原発は、確かに統計学的には安全性の高いエネルギー供給源である。リスクはlikelihood とconsequenceの二側面で吟味する。原発事故は、交通事故に比べればlikelihoodは非常に低い。しかし、consequenceは比べ物にならないくらい大きく、それは空間的に、時間的にそうである(広範囲な被害、未来何十年あるいはそれ以上におよぶ被害)。リスクのlikelihoodとconsequenceは分けて考えなければならないが、ごちゃごちゃにされていることが多い。
というわけで、原発のリスクは311以降の日本人が易々と許容できるような軽いリスクではない。likelihoodが低くても、consequenceが大きすぎるのだ。
ただし、原発の即座の放棄も池田先生は主張しない。我々が享受しているエネルギーをたっぷり使う生活をすぐには放棄できないからである。我々は急に貧しかった昭和30年くらいにはもうとても戻れない。というか、そこに戻ったら安全リスクはとても高く、腐った食物による食中毒、エアコンがないための熱射病、暖房がないための寒冷曝露、各種感染症など「電気がない故の」様々な健康リスクにさらされてしまうだろう(そういうのは、昭和30年くらいには「日常的」だったのである)。
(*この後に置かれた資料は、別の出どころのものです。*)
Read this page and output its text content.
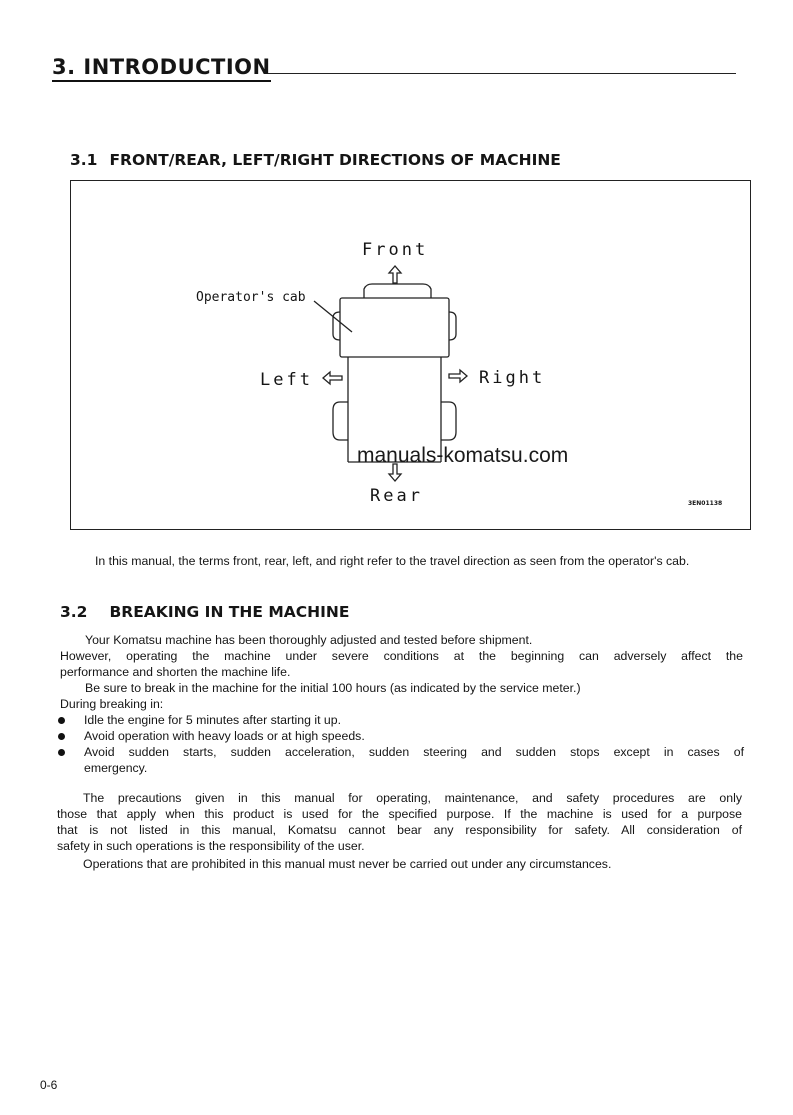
3. INTRODUCTION
3.1 FRONT/REAR, LEFT/RIGHT DIRECTIONS OF MACHINE
Front
Rear
Left	Right
Operator's cab
3EN01138
manuals-komatsu.com
In this manual, the terms front, rear, left, and right refer to the travel direction as seen from the operator's cab.
3.2 BREAKING IN THE MACHINE
Your Komatsu machine has been thoroughly adjusted and tested before shipment.
However, operating the machine under severe conditions at the beginning can adversely affect the
performance and shorten the machine life.
Be sure to break in the machine for the initial 100 hours (as indicated by the service meter.)
During breaking in:
Idle the engine for 5 minutes after starting it up.
Avoid operation with heavy loads or at high speeds.
Avoid sudden starts, sudden acceleration, sudden steering and sudden stops except in cases of
emergency.
The precautions given in this manual for operating, maintenance, and safety procedures are only
those that apply when this product is used for the specified purpose. If the machine is used for a purpose
that is not listed in this manual, Komatsu cannot bear any responsibility for safety. All consideration of
safety in such operations is the responsibility of the user.
Operations that are prohibited in this manual must never be carried out under any circumstances.
0-6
安全を理由に原発を放棄してこれでは、これでは本末転倒だ。
したがって、このジレンマを解決するために現行の原発はゆるやかに動かしつつ、新しい原発は建設せず、時間稼ぎをしながらあらたなエネルギー源を模索しなければならない。
池田先生はCO2が増加してもそれが大きな問題にはならないと主張されているから、石油や石炭のような化石燃料の使用は否定しない。ただし、これらの資源には限りがあり、石油は数十年後には、石炭だっていずれは枯渇してしまう。石油や石炭に頼っていたら、僕らの子どもや孫にはエネルギーを使った生活は提供できなくなる。
かといって、現行の風力、太陽光、燃料電池などのオルタナティブは技術的な問題やコストの問題があってすぐには主流のエネルギー源にはなりえない。したがって、これらを有効活用しようと思えば「イノベーション」が必要になる。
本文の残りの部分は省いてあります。